E o nasıl olacak? Yazarak ve konuşarak. Sana öğretilmeye çalışılan şeyi kendi cümlelerinle yazmak, kendi cümlelerinle bir başkasına iletmek (kulaktan kulağa oynar gibi) senin ne kadar anladığını gösterir. Ve bu asla kısa süren bir şey değildir. Kendine ait bir süresi vardır. Bizim kısıtlamalarımızı umursamaz. 2 saatte anlayacağım bu konuyu demeniz beyninizin umrunda değildir. O hazırsa 1 saatte anlar istemezse 5 saatte anlar. (En başta insanda verimi makine gibi hesaplayamayız deme sebebim de bu. Konması gereken çaba belli değildir, çıktı belli değildir.) 
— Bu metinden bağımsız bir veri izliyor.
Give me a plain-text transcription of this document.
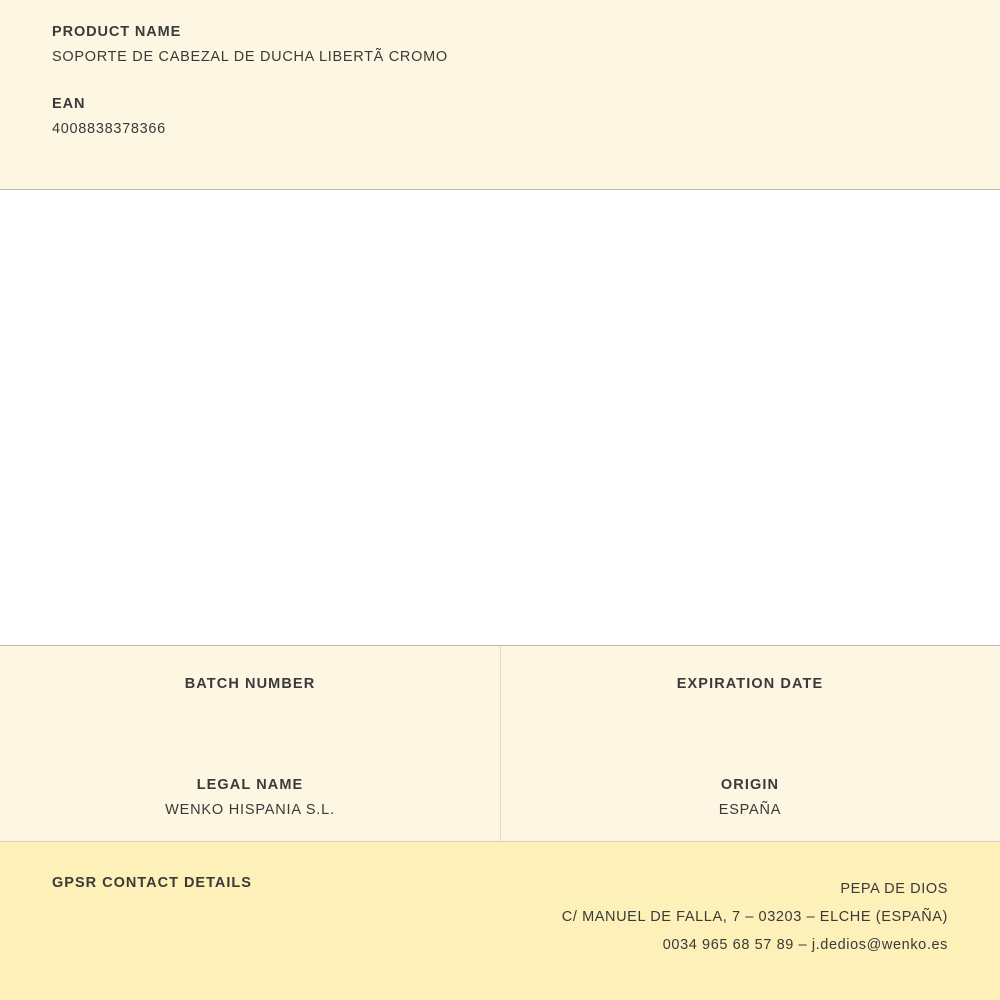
PRODUCT NAME

SOPORTE DE CABEZAL DE DUCHA LIBERTÃ CROMO

EAN

4008838378366

BATCH NUMBER	EXPIRATION DATE

LEGAL NAME

WENKO HISPANIA S.L.

ORIGIN

ESPAÑA

GPSR CONTACT DETAILS	PEPA DE DIOS
C/ MANUEL DE FALLA, 7 – 03203 – ELCHE (ESPAÑA)
0034 965 68 57 89 – j.dedios@wenko.es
Bizim bu durumda yapabileceklerimiz kısıtlıdır:
- Anlamaya en uygun bulduğumuz ortamda çalışmak (kimi için ev, kimi için kütüphane, kimi için kafe ya da nerede daha hazır hissediyorsa orası)
- Olabildiğince dikkati dağıtan etkilerden uzak durmamız gerekir. (Sevgiliyle tartışmak, diziyi en heyecanlı yerinde bırakmak, ilgi göreceği düşünülen bir sosyal medya paylaşımı yapmak ya da cevabı beklenecek bir mesaj atmak vb.- Yani sorun telefonda değil, çalışmaya başlamadan hemen evvel telefonda naptığında ;) )
- Ne yapacağımızı ve nasıl yapacağımızı biliyor olmak (Planı bu yüzden yapıyoruz. Ne çalışacağına masaya oturunca karar verilmez. Kafa karışır.)
- Kafa uçunca ara vermeyi, sonra da geri dönmeyi bilmek.
- Neden anlaman gerektiğinin BİLİNCİNDE OLMAK. 

Son madde gerçekten önemli. 
Başına oturduğun şey seni entelektüel ve bilgili bir birey yapacak. Bu senin için önemli değilse yaptığın şey anlamsızlaşır ya da yapma şeklin sapar. Aileyi memnun etmek, başkasını geçmek, kendini kanıtlama çabası, “İyi bi puan almak” falan... Bunlar o kadar çabayı beyninin harcamak isteyeceği şeyler değil. Beynin “Benim kazancım ne ben ona bakarım aga” diyecektir. Ona kazanç sunamıyorsan “Çalışmam gerek ama çalışamıyorum, çalışıyorum ama anlamıyorum, odaklanamıyorum...”lar havada uçuşur. 

Özet geçelim: 
Verimli gün için formül: 
Günden beklenen = Gün içinde gerçekleştirilen; Günden beklenen elemanıdır mantıklı, amaca yönelik, uygulanabilir, sürdürülebilir.